Talvez queiram banalizar a cultura do “jeitinho brasileiro” para que tudo que se faça seja aceitável, inclusive o desvio de alguns milhões de recursos públicos que quando desviados deixam de serem investidos na saúde, educação, lazer, pesquisas científicas etc. Uma vez que acreditemos que é normal tirar vantagem em cima do outro, passamos a aceitar quase qualquer tipo de situação sem muita indignação. Assim criam-se contingências que diminuem a probabilidade de comportamentos de contracontrole, fazendo com que sejamos bons cordeirinhos e não nos rebelemos contra o cabresto que nos é imposto.

Tomando a cultura do “jeitinho brasileiro” como normal, deixamos inclusive de nos rebelarmos contra uma CEMIG que tem a tarifa de energia mais cara do país.

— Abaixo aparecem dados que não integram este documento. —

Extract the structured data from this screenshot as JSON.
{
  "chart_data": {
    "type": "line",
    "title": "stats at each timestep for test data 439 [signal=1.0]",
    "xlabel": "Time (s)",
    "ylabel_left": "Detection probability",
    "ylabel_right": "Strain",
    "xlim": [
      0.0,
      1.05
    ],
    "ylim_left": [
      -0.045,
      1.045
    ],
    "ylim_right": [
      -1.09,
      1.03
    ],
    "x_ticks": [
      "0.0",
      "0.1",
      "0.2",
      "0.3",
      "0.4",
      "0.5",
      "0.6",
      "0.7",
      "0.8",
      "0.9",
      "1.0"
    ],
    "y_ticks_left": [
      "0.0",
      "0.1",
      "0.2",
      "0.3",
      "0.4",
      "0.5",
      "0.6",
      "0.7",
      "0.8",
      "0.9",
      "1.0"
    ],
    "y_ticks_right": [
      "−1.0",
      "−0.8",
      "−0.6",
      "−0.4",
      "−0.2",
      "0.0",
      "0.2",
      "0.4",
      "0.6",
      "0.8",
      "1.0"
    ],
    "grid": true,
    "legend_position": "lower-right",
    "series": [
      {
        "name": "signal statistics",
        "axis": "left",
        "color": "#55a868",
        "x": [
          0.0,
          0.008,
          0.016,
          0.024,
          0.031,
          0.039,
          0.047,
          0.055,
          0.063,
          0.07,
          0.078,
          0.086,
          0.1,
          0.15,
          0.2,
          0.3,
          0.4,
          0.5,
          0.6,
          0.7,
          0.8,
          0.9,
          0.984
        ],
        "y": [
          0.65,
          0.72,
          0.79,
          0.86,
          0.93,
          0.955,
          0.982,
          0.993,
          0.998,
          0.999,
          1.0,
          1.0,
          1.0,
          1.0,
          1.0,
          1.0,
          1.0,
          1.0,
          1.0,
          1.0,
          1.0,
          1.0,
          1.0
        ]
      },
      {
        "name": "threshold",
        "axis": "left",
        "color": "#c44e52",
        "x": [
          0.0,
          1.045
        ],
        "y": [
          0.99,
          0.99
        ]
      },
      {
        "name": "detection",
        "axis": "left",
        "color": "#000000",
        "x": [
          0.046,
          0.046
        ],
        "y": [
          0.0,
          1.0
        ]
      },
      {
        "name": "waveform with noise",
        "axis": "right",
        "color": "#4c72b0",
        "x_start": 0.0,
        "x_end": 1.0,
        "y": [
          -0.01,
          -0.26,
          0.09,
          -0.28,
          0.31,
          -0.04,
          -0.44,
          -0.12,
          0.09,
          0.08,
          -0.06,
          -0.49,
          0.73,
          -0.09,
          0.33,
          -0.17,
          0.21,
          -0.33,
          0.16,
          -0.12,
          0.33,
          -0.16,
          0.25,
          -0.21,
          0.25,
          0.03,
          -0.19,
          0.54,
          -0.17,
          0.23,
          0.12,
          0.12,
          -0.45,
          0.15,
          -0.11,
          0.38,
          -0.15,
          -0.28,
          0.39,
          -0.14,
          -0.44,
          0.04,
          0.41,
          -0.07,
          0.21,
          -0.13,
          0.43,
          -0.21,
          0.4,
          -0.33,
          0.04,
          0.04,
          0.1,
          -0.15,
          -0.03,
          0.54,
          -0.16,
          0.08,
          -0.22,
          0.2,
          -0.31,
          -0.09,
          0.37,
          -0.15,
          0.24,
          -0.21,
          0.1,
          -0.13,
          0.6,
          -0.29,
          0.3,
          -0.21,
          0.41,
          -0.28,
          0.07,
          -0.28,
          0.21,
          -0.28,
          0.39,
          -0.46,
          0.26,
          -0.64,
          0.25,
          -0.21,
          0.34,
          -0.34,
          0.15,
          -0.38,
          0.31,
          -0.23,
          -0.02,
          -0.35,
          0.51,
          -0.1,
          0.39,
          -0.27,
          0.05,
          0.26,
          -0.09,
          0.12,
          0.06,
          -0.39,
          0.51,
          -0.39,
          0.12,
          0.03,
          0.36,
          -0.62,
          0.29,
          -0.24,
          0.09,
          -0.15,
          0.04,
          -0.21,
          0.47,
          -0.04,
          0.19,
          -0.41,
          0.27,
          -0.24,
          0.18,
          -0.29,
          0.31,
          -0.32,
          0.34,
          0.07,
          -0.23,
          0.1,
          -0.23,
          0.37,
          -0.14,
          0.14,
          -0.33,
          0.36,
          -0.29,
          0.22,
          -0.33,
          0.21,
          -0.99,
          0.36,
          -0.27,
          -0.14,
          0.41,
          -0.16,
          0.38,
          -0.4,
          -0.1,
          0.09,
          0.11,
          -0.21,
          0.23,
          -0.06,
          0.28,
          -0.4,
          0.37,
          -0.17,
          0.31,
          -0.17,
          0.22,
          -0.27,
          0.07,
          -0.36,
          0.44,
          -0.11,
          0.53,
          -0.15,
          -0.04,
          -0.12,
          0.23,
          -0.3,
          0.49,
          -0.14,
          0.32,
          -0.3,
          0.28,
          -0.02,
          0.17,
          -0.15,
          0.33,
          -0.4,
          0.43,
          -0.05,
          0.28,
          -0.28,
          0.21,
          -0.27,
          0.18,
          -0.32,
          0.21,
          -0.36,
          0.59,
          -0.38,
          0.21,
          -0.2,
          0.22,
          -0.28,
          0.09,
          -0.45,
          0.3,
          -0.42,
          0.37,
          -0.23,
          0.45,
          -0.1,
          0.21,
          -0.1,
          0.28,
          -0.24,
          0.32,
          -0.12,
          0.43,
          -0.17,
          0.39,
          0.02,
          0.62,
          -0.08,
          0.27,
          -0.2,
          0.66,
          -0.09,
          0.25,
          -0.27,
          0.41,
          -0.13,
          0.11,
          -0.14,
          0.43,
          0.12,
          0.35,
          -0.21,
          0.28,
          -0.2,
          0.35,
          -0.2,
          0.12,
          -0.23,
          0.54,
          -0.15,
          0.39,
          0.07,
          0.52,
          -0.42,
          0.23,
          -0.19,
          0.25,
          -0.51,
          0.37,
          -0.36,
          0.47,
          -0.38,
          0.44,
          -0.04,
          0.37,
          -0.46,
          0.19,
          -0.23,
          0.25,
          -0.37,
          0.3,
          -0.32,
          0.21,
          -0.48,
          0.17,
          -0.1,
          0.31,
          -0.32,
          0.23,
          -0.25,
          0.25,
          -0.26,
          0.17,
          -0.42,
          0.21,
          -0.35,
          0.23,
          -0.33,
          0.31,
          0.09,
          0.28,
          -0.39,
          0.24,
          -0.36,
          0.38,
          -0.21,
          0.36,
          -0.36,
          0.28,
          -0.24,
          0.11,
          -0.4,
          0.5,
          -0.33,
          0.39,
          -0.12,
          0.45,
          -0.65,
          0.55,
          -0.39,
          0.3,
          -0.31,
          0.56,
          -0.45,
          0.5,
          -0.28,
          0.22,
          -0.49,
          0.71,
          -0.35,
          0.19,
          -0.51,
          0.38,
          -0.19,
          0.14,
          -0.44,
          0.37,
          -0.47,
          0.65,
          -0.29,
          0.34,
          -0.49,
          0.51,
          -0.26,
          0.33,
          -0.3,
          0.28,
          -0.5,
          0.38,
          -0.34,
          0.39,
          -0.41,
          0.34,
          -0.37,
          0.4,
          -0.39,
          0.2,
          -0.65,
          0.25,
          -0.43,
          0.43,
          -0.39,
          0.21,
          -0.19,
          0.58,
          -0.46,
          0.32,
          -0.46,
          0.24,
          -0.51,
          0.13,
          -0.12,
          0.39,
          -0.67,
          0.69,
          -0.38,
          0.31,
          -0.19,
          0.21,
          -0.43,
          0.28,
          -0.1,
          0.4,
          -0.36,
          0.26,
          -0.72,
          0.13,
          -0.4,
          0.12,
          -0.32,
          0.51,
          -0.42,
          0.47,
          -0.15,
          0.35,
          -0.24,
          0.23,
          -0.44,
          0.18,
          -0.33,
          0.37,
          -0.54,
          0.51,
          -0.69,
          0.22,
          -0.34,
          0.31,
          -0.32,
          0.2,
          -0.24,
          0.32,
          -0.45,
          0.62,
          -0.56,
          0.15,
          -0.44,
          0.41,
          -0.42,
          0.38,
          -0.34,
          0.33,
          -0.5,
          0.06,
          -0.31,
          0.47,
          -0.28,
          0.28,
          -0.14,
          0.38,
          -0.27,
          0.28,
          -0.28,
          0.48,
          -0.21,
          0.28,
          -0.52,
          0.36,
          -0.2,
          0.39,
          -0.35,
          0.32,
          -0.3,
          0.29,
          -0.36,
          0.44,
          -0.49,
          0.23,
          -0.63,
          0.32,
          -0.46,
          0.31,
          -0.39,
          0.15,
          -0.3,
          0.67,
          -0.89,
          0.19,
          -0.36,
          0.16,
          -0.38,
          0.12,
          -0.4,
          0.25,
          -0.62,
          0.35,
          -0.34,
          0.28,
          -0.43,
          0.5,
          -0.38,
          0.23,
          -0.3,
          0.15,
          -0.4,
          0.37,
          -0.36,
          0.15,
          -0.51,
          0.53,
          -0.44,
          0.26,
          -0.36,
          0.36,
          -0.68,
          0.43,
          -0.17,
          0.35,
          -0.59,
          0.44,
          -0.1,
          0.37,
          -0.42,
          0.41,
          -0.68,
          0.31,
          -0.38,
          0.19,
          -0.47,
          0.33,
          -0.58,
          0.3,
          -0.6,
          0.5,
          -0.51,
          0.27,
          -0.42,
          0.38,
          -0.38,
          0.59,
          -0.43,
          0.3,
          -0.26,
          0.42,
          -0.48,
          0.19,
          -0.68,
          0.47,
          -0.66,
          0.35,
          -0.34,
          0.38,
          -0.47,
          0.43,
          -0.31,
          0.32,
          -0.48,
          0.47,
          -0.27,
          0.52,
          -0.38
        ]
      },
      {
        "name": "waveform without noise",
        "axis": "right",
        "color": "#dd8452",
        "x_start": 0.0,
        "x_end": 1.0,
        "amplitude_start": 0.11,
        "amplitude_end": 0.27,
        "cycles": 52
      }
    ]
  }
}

Aceitamos sem muita rebeldia as tarifas que nos são impostas. Os que não aceitam tentam “puxar um gato” arriscando a própria vida. Então outra hipótese plausível para o comportamento de “puxar um gato” é que este é uma forma de contracontrole, de roubar de quem rouba primeiro, neste caso quem rouba primeiro é a concessionária de energia, que recebe todo o respaldo do governo do estado para nos assaltar com suas tarifas exorbitantes. Mas este é um comportamento de contracontrole -  comportamento que tenta eliminar uma fonte de estimulação aversiva - pouco efetivo, pois, além de colocar a vida em risco pode ser enquadrado como crime. Além do mais não contribui para a mudança das contingências de reforço, de modo que possam ocorrer alterações na legislação, alterações que poderiam modificar a tarifação de energia e outros serviços públicos.

Fica a pergunta: ao acreditarmos na “normalidade” do “jeitinho brasileiro” quem acaba saindo perdendo?